Позже лежишь в одном нижнем белье, одежда разбросана вокруг, залита алкоголем и засыпана пеплом, но это совсем не важно, потому что ты уверена, что никогда в жизни больше не наденешь ее. Балаболка в голове не умолкает, она огрызается, как волк, попавший в капкан, и ни она, ни ты сама не можете произнести хоть что-нибудь вразумительное. День никогда не наступит, а если и наступит, то будет темнее этой ночи, в которой ты сидишь, дрожа всем телом.
В качестве эксперимента тычешь себе вилкой в живот – достаточно сильно, чтобы появилась кровь. Но это ничего не дает, поэтому ты начинаешь драть ноги ногтями.
А потом сидишь в слезах и смотришь на свои расцарапанные бедра, вспоминая, какими они были раньше. Молодая белоснежная девичья кожа. Теперь ноги, сиськи, задница и рот превратились в нечто непонятное. Твое тело стало изъезженной дорогой, и ведет она не туда, где ты хотела бы оказаться.
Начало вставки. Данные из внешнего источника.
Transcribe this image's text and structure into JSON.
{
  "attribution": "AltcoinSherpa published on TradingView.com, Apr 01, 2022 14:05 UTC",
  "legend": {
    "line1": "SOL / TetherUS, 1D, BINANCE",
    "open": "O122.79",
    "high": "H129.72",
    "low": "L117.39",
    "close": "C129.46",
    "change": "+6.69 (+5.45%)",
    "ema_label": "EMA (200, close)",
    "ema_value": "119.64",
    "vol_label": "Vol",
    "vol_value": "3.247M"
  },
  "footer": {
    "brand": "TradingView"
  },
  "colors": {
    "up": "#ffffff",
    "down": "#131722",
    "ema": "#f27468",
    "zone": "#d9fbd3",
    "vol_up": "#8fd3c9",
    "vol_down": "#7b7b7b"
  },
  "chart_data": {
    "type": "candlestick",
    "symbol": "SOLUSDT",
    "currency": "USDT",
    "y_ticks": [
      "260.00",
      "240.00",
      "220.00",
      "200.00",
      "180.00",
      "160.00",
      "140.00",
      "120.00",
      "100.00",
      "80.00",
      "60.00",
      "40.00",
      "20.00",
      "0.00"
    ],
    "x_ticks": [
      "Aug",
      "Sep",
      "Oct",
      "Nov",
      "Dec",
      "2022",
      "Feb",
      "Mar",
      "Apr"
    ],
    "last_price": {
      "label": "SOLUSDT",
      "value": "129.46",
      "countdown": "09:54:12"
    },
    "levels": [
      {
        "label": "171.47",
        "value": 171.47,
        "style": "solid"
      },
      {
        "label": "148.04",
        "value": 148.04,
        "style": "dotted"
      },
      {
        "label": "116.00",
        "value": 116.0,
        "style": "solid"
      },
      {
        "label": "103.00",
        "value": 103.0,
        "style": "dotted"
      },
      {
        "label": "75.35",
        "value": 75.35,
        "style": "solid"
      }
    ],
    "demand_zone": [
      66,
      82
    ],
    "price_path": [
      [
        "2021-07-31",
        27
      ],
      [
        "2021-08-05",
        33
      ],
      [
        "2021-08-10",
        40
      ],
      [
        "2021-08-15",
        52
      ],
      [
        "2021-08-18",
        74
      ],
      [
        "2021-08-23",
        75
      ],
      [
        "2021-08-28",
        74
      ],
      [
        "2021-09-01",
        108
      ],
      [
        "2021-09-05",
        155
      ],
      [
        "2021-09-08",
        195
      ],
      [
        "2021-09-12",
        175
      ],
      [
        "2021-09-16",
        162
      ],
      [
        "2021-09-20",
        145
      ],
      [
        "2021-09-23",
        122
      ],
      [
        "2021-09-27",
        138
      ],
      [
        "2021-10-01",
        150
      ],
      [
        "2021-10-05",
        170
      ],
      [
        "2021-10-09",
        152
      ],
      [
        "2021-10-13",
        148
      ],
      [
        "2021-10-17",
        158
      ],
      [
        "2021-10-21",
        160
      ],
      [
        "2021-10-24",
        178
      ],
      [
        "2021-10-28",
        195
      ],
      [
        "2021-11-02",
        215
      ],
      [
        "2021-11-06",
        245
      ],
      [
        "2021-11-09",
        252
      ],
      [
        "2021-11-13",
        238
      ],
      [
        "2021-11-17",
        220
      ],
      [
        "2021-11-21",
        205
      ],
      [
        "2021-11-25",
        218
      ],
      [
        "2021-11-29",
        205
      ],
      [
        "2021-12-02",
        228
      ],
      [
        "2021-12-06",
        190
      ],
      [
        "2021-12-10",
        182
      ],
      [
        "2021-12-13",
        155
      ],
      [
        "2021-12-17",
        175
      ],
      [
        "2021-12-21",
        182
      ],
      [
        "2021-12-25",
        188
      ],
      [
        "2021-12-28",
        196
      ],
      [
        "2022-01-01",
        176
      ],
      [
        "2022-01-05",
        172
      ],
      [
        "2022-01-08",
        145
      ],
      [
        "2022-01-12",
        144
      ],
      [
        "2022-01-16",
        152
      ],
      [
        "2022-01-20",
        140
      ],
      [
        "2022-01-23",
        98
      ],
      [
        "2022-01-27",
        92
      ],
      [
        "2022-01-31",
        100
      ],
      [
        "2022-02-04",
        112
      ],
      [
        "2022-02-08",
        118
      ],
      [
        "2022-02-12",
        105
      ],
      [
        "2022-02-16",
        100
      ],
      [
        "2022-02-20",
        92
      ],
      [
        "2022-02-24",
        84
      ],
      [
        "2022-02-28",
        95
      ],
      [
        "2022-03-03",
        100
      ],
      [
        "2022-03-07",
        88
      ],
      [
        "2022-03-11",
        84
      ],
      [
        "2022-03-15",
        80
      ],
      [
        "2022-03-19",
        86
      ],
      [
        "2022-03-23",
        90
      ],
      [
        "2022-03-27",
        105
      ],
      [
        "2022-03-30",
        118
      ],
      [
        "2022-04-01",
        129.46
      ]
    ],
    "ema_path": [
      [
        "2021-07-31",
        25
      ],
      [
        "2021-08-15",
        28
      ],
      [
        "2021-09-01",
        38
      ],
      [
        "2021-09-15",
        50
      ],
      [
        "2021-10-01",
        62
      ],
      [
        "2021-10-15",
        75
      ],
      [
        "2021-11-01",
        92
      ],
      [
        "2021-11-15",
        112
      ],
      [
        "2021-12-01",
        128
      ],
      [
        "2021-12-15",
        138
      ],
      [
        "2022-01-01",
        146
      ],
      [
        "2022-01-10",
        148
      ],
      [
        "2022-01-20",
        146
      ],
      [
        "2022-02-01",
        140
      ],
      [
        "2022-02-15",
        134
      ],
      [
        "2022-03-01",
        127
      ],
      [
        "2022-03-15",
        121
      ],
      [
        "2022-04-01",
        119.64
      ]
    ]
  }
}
И в этом мире твое тело уже не принадлежит тебе – оно просто перекресток жизней других людей и парковка для их страстей. Ты в ловушке крохотных и редких мыслей, которые постоянно крутятся в голове, становясь все меньше и меньше, пока не уменьшаются до такой степени, что сознание оказывается отрезанным от реальности.
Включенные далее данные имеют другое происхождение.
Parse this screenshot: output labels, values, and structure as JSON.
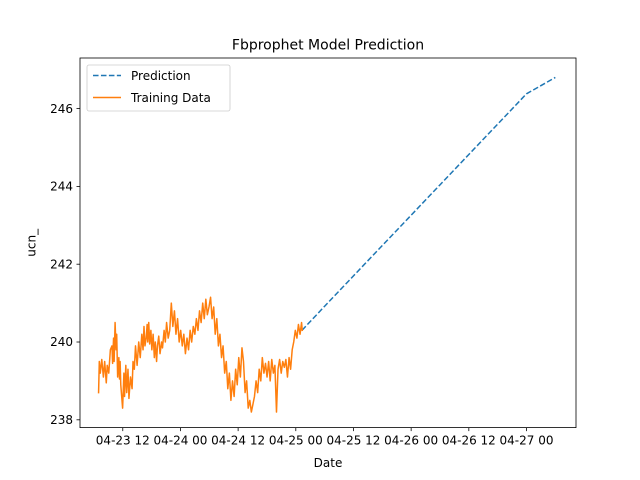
{
  "chart_data": {
    "type": "line",
    "title": "Fbprophet Model Prediction",
    "xlabel": "Date",
    "ylabel": "ucn_",
    "x_unit": "datetime",
    "x_ticks": [
      {
        "value": "2023-04-23 12:00",
        "label": "04-23 12"
      },
      {
        "value": "2023-04-24 00:00",
        "label": "04-24 00"
      },
      {
        "value": "2023-04-24 12:00",
        "label": "04-24 12"
      },
      {
        "value": "2023-04-25 00:00",
        "label": "04-25 00"
      },
      {
        "value": "2023-04-25 12:00",
        "label": "04-25 12"
      },
      {
        "value": "2023-04-26 00:00",
        "label": "04-26 00"
      },
      {
        "value": "2023-04-26 12:00",
        "label": "04-26 12"
      },
      {
        "value": "2023-04-27 00:00",
        "label": "04-27 00"
      }
    ],
    "y_ticks": [
      238,
      240,
      242,
      244,
      246
    ],
    "xlim": [
      "2023-04-23 03:06",
      "2023-04-27 10:18"
    ],
    "ylim": [
      237.8,
      247.3
    ],
    "grid": false,
    "legend_position": "upper left",
    "series": [
      {
        "name": "Prediction",
        "color": "#1f77b4",
        "style": "dashed",
        "x": [
          "2023-04-25 01:17",
          "2023-04-25 06:00",
          "2023-04-25 12:00",
          "2023-04-25 18:00",
          "2023-04-26 00:00",
          "2023-04-26 06:00",
          "2023-04-26 12:00",
          "2023-04-26 18:00",
          "2023-04-27 00:00",
          "2023-04-27 06:00"
        ],
        "y": [
          240.3,
          240.92,
          241.7,
          242.48,
          243.26,
          244.04,
          244.82,
          245.6,
          246.38,
          246.8
        ]
      },
      {
        "name": "Training Data",
        "color": "#ff7f0e",
        "style": "solid",
        "x": [
          "2023-04-23 06:58",
          "2023-04-23 07:07",
          "2023-04-23 07:19",
          "2023-04-23 07:38",
          "2023-04-23 07:58",
          "2023-04-23 08:14",
          "2023-04-23 08:34",
          "2023-04-23 08:46",
          "2023-04-23 09:05",
          "2023-04-23 09:25",
          "2023-04-23 09:45",
          "2023-04-23 09:53",
          "2023-04-23 10:05",
          "2023-04-23 10:12",
          "2023-04-23 10:24",
          "2023-04-23 10:36",
          "2023-04-23 10:44",
          "2023-04-23 10:56",
          "2023-04-23 11:11",
          "2023-04-23 11:19",
          "2023-04-23 11:27",
          "2023-04-23 11:35",
          "2023-04-23 11:58",
          "2023-04-23 12:14",
          "2023-04-23 12:22",
          "2023-04-23 12:38",
          "2023-04-23 12:49",
          "2023-04-23 13:05",
          "2023-04-23 13:17",
          "2023-04-23 13:36",
          "2023-04-23 13:56",
          "2023-04-23 14:08",
          "2023-04-23 14:24",
          "2023-04-23 14:39",
          "2023-04-23 14:59",
          "2023-04-23 15:19",
          "2023-04-23 15:38",
          "2023-04-23 15:58",
          "2023-04-23 16:13",
          "2023-04-23 16:25",
          "2023-04-23 16:37",
          "2023-04-23 16:52",
          "2023-04-23 17:04",
          "2023-04-23 17:12",
          "2023-04-23 17:24",
          "2023-04-23 17:36",
          "2023-04-23 17:51",
          "2023-04-23 18:03",
          "2023-04-23 18:19",
          "2023-04-23 18:34",
          "2023-04-23 18:46",
          "2023-04-23 19:02",
          "2023-04-23 19:13",
          "2023-04-23 19:29",
          "2023-04-23 19:45",
          "2023-04-23 20:04",
          "2023-04-23 20:16",
          "2023-04-23 20:36",
          "2023-04-23 20:51",
          "2023-04-23 21:07",
          "2023-04-23 21:27",
          "2023-04-23 21:46",
          "2023-04-23 22:06",
          "2023-04-23 22:25",
          "2023-04-23 22:45",
          "2023-04-23 23:04",
          "2023-04-23 23:24",
          "2023-04-23 23:44",
          "2023-04-24 00:03",
          "2023-04-24 00:23",
          "2023-04-24 00:42",
          "2023-04-24 01:02",
          "2023-04-24 01:22",
          "2023-04-24 01:41",
          "2023-04-24 02:01",
          "2023-04-24 02:20",
          "2023-04-24 02:40",
          "2023-04-24 03:00",
          "2023-04-24 03:19",
          "2023-04-24 03:39",
          "2023-04-24 03:58",
          "2023-04-24 04:18",
          "2023-04-24 04:38",
          "2023-04-24 04:57",
          "2023-04-24 05:17",
          "2023-04-24 05:36",
          "2023-04-24 05:56",
          "2023-04-24 06:16",
          "2023-04-24 06:35",
          "2023-04-24 06:55",
          "2023-04-24 07:14",
          "2023-04-24 07:34",
          "2023-04-24 07:54",
          "2023-04-24 08:13",
          "2023-04-24 08:33",
          "2023-04-24 08:52",
          "2023-04-24 09:12",
          "2023-04-24 09:32",
          "2023-04-24 09:51",
          "2023-04-24 10:11",
          "2023-04-24 10:30",
          "2023-04-24 10:50",
          "2023-04-24 11:10",
          "2023-04-24 11:29",
          "2023-04-24 11:49",
          "2023-04-24 12:08",
          "2023-04-24 12:28",
          "2023-04-24 12:48",
          "2023-04-24 13:07",
          "2023-04-24 13:27",
          "2023-04-24 13:46",
          "2023-04-24 14:06",
          "2023-04-24 14:26",
          "2023-04-24 14:45",
          "2023-04-24 15:05",
          "2023-04-24 15:24",
          "2023-04-24 15:44",
          "2023-04-24 16:04",
          "2023-04-24 16:23",
          "2023-04-24 16:43",
          "2023-04-24 17:02",
          "2023-04-24 17:22",
          "2023-04-24 17:42",
          "2023-04-24 18:01",
          "2023-04-24 18:21",
          "2023-04-24 18:40",
          "2023-04-24 19:00",
          "2023-04-24 19:20",
          "2023-04-24 19:39",
          "2023-04-24 19:59",
          "2023-04-24 20:18",
          "2023-04-24 20:38",
          "2023-04-24 20:58",
          "2023-04-24 21:17",
          "2023-04-24 21:37",
          "2023-04-24 21:56",
          "2023-04-24 22:16",
          "2023-04-24 22:36",
          "2023-04-24 22:55",
          "2023-04-24 23:15",
          "2023-04-24 23:34",
          "2023-04-24 23:54",
          "2023-04-25 00:14",
          "2023-04-25 00:33",
          "2023-04-25 00:53",
          "2023-04-25 01:12",
          "2023-04-25 01:20"
        ],
        "y": [
          238.7,
          239.5,
          239.2,
          239.55,
          239.1,
          239.5,
          238.95,
          239.4,
          239.2,
          239.8,
          239.9,
          239.45,
          240.1,
          239.5,
          240.5,
          239.8,
          240.2,
          239.1,
          239.6,
          239.05,
          239.5,
          238.9,
          238.3,
          239.2,
          238.6,
          239.4,
          238.7,
          239.3,
          238.55,
          239.1,
          238.8,
          239.5,
          239.3,
          239.9,
          239.4,
          240.0,
          239.6,
          240.2,
          239.8,
          240.4,
          239.9,
          240.1,
          240.45,
          240.0,
          240.5,
          239.95,
          240.3,
          239.8,
          240.2,
          239.6,
          240.0,
          239.5,
          239.9,
          240.15,
          239.7,
          240.0,
          239.85,
          240.3,
          240.0,
          240.5,
          240.1,
          240.3,
          241.0,
          240.4,
          240.8,
          240.2,
          240.6,
          240.0,
          240.3,
          239.9,
          240.2,
          239.7,
          240.1,
          239.8,
          240.3,
          240.0,
          240.4,
          240.2,
          240.6,
          240.3,
          240.8,
          240.5,
          241.0,
          240.6,
          241.1,
          240.7,
          240.9,
          241.15,
          240.6,
          240.9,
          240.2,
          240.6,
          239.9,
          240.2,
          239.6,
          239.9,
          239.2,
          239.5,
          238.8,
          239.2,
          238.5,
          239.0,
          238.6,
          239.3,
          238.9,
          239.6,
          239.1,
          239.85,
          239.5,
          238.7,
          239.0,
          238.3,
          238.5,
          238.2,
          238.4,
          238.6,
          239.0,
          238.7,
          239.3,
          239.0,
          239.6,
          239.2,
          239.45,
          239.1,
          239.5,
          239.0,
          239.55,
          239.2,
          239.4,
          238.2,
          239.3,
          239.55,
          239.2,
          239.5,
          239.35,
          239.55,
          239.1,
          239.6,
          239.3,
          239.8,
          240.0,
          240.3,
          240.1,
          240.45,
          240.2,
          240.5,
          240.3
        ]
      }
    ]
  }
}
Все выглядит как криво сделанная компьютерная игра, в которой ты упала в яму и не убилась насмерть, но выбраться не можешь. Какое-то время бьешься о стены, но они становятся все выше, независимо от того, как сильно и быстро ты нажимаешь на все кнопки.
Рано или поздно понимаешь, что осталась лишь одна ненажатая. Кнопка питания.
Когда Лора впервые поняла, что ее отец совершил самоубийство, она почувствовала такое острое чувство вины, словно у нее вырвали сердце. Вынести его было невозможно, и она превратила вину в ненависть, презирая отца за слабость, за эгоизм, за то, что он бросил ее, оставил наедине с этой мерзостью. В конце концов она выдумала, что он совершил героический поступок и положил начало семейной традиции.